Law enforcement veterans believe the presence of unqualified officers and the lack of experienced supervisors in specialized units could have contributed to the fatal beating of Nichols on January 7.
“They would allow just pretty much anybody to be a police officer because they just want these numbers,” Alvin Davis, a former lieutenant and recruiter with the department, told the Associated Press. “They’re not ready for it.”
Memphis Police Director Cerelyn Davis admitted that the situation was dire in a press conference following the release of the body camera footage of Nichols’ beating. Davis said the department was struggling to find qualified recruits and retain officers — especially supervisors.
According to department data, more than 1,350 officers resigned or retired over the past decade, more than 300 in the last two years alone. To solve the problem, the MPD turned to offering financial incentives and lowering hiring requirements — like many departments across the country.
According to Davis, the department offered hiring bonuses of $15,000 along with $10,000 relocation allowances, while removing the prerequisite to have either college credits, military service or previous police work.
Ronal Serpas, former police superintendent in New Orleans and former chief of the Washington State Patrol and the Nashville Police Department, said lowering hiring standards comes with significant risk.
“If you lower standards, you can predict that you’re going to have problems because we’re recruiting from the human race. There’s such a small number of people who want to do this and an infinitesimally smaller number of people we actually want doing this,” Serpas said.
Davis added that many recruits would ask about the minimum time they would have to serve on the department in order to keep the bonus money.
“I asked them what made you want to be the police and they’ll be honest — they’ll tell you it’s strictly about the money,” Davis said. “It’s not a career for them like it was to us. It’s just a job.”
One recruiter said the department has moved away from recruiting at college campuses and other law enforcement agencies. Instead, many applicants came from Dunkin’ Donuts and McDonald’s restaurants. In one case, a stripper with an arrest record submitted an application. She didn’t get the job, but it showcased the type of person interested in the position.
“Anyone can get this job. You could have any type of experience and be the police,” said a former recruiter who asked to be anonymous. “There were red flags.

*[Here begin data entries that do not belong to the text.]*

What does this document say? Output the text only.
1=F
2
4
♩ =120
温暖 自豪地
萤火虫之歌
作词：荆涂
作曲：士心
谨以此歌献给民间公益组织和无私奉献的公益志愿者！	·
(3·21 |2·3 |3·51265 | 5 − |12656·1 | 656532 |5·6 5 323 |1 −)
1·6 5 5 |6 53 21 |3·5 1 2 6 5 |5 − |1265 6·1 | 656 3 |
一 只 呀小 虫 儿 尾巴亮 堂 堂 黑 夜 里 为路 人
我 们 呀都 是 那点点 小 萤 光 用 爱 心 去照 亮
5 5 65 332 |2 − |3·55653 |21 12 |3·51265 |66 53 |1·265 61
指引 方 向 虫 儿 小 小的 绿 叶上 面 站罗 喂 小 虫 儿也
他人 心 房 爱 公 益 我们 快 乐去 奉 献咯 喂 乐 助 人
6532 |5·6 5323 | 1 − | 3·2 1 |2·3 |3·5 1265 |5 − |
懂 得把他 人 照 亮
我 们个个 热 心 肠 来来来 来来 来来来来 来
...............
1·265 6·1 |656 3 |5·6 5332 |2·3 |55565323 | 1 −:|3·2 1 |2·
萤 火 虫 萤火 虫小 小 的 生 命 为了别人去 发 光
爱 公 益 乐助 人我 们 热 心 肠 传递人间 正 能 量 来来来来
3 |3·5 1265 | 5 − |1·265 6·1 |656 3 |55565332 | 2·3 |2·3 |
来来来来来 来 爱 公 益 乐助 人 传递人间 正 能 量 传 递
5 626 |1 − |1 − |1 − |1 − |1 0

But we’re so far down the pyramid nobody really hears the little person.”
Specialized units, like the SCORPION high-crime strike force that was involved in Nichols’ arrest (and is now disbanded), are more often being composed of inexperienced officers.
According to Davis, some of the officers who transferred back to patrol do not even know how to write a traffic ticket.
“They don’t know a felony from a misdemeanor,” Davis said. “They don’t even know right from wrong yet.”
MPD is also investigating why a supervisor failed to show up to the scene of Nichols’ arrest after a Taser or pepper spray was used, despite a department policy requiring it.
“If that had happened, somebody could have been there to intercept what happened,” Davis said after the incident.
The director said that the problem lies in the culture of the department, not the policy.
“Culture eats policy for lunch in police departments. If you don’t have the checks and balances you will have problems.”
To solve the imbalance of experienced officers to fresh recruits, Davis said she is looking for an outside vendor to fill 125 supervisor roles. Currently, the ratio of supervisors to officers in the department is 1:10. The change would bring that statistic to 1:8. The ideal ratio in a department, according to Davis, is 1:7.
“While those 125 don’t satisfy the ratio, this is a start. It’s not just the officer that has to be held accountable. It’s everybody in the chain up to the chief of police,” Davis said.
Michael Williams, former head of the Memphis Police Association union, was baffled that there was such a lack of supervision in the SCORPION unit.
“Why would you have an elite task force that you know is designed for aggressive policing and you don’t cover your bases? They may have to shoot someone. They may have to kick someone’s door down. They may have to physically restrain someone,” Williams said. “You should have experienced people around to restrain them and keep them from going down a dark path.”